Falsche Einstufung : BaFin-Chef weist Schlamperei-Vorwurf bei Wirecard zurück

Der Chef der Bundesanstalt für Finanzdienstleistungsaufsicht, Felix Hufeld, sieht die Kontrollbehörde im Wirecard-Skandal offenbar nicht in der Verantwortung: Laut Teilnehmerkreisen bei einer Sitzung des Verwaltungsrats verwies Hufeld auf die EZB.

Er habe wegen der Rechtslage gar nicht bei der Wirecard-Bilanzprüfung eingreifen dürfen, sondern sich auf die Deutsche Prüfstelle für Rechnungslegung (DPR) verlassen müssen, sagte Hufeld am Montag nach Angaben von Teilnehmern. Auch habe es nicht an der BaFin, sondern an der Europäischen Zentralbank (EZB) gelegen, dass Wirecard nicht als Finanz-Holding eingestuft wurde. Ohne diese Einstufung hatte die Finanzaufsicht vergleichsweise wenig Kontrollrechte über den Konzern.

Teilnehmern zufolge sagte Hufeld, die BaFin habe Wirecard ursprünglich als Finanz-Holding eingestuft. "Dann hat Wirecard einige Umstrukturierungen vofgenommen. Daraufhin hat die EZB Wirecard als Technologieunternehmen eingestuft und nur die Tochter als Bank", sagte Hufeld demnach. Die dem Finanzministerum untergeordnete BaFin steht wegen des Wirecard-Skandals massiv unter Druck, Hufeld kämpft um seinen Job. Mehrere Oppositionspolitiker haben auch personelle Konsequenzen bei der Behörde gefordert.

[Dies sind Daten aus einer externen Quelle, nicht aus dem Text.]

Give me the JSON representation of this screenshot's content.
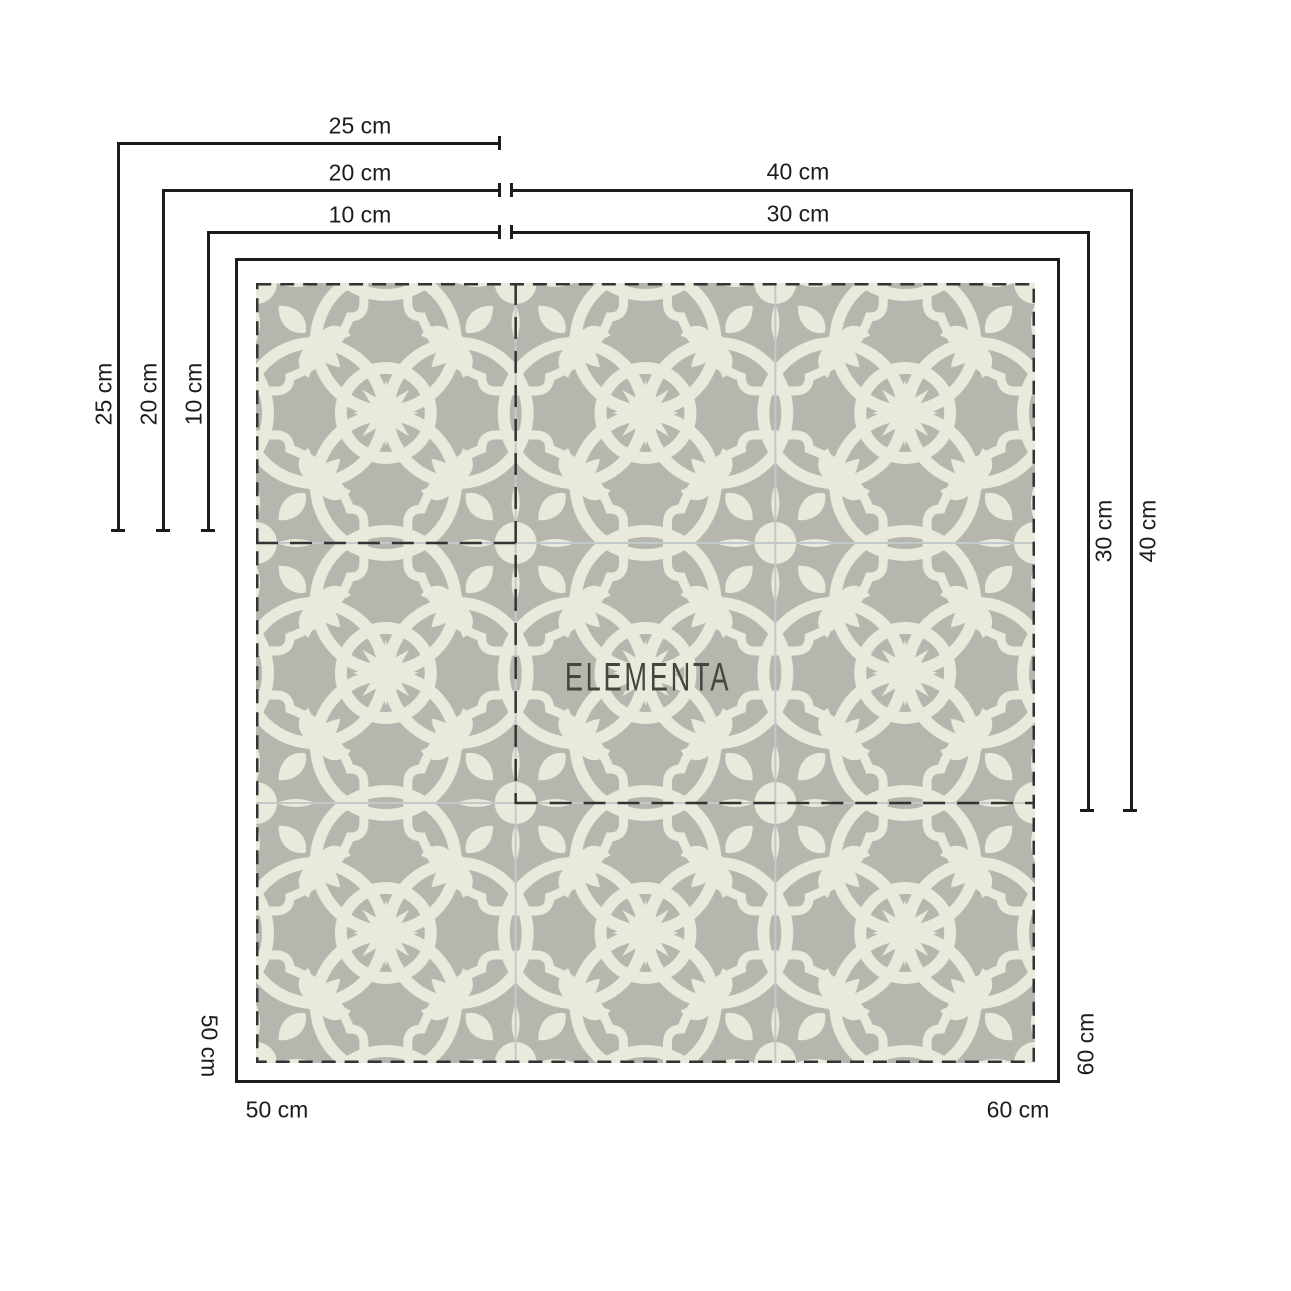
{
  "watermark": "ELEMENTA",
  "labels": {
    "top_25": "25 cm",
    "top_20": "20 cm",
    "top_10": "10 cm",
    "top_40": "40 cm",
    "top_30": "30 cm",
    "left_25": "25 cm",
    "left_20": "20 cm",
    "left_10": "10 cm",
    "right_30": "30 cm",
    "right_40": "40 cm",
    "bottom_v_50": "50 cm",
    "bottom_h_50": "50 cm",
    "bottom_v_60": "60 cm",
    "bottom_h_60": "60 cm"
  },
  "tile": {
    "grid": "3x3",
    "size_options_small_square": [
      "10 cm",
      "20 cm",
      "25 cm"
    ],
    "size_options_medium_square": [
      "30 cm",
      "40 cm"
    ],
    "size_options_large_square": [
      "50 cm",
      "60 cm"
    ],
    "colors": {
      "background": "#b6b6ae",
      "motif": "#e9e9dc",
      "grout": "#c3c8ca",
      "dimension_line": "#1c1c1c",
      "dashed_line": "#333333",
      "watermark_text": "#45453f"
    }
  }
}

Die BaFin hatte die auch als auch "Bilanzpolizei" bekannte Deutschen Prüfstelle für Rechnungslegung (DPR) Anfang 2019 beauftragt, den Wirecard-Abschluss für das erste Halbjahr 2018 näher zu prüfen. Bis zur Wirecard-Pleite gab es noch kein Ergebnis. Der Bund hat als Konsequenz den Vertrag mit der DPR zum Ende 2021 gekündigt.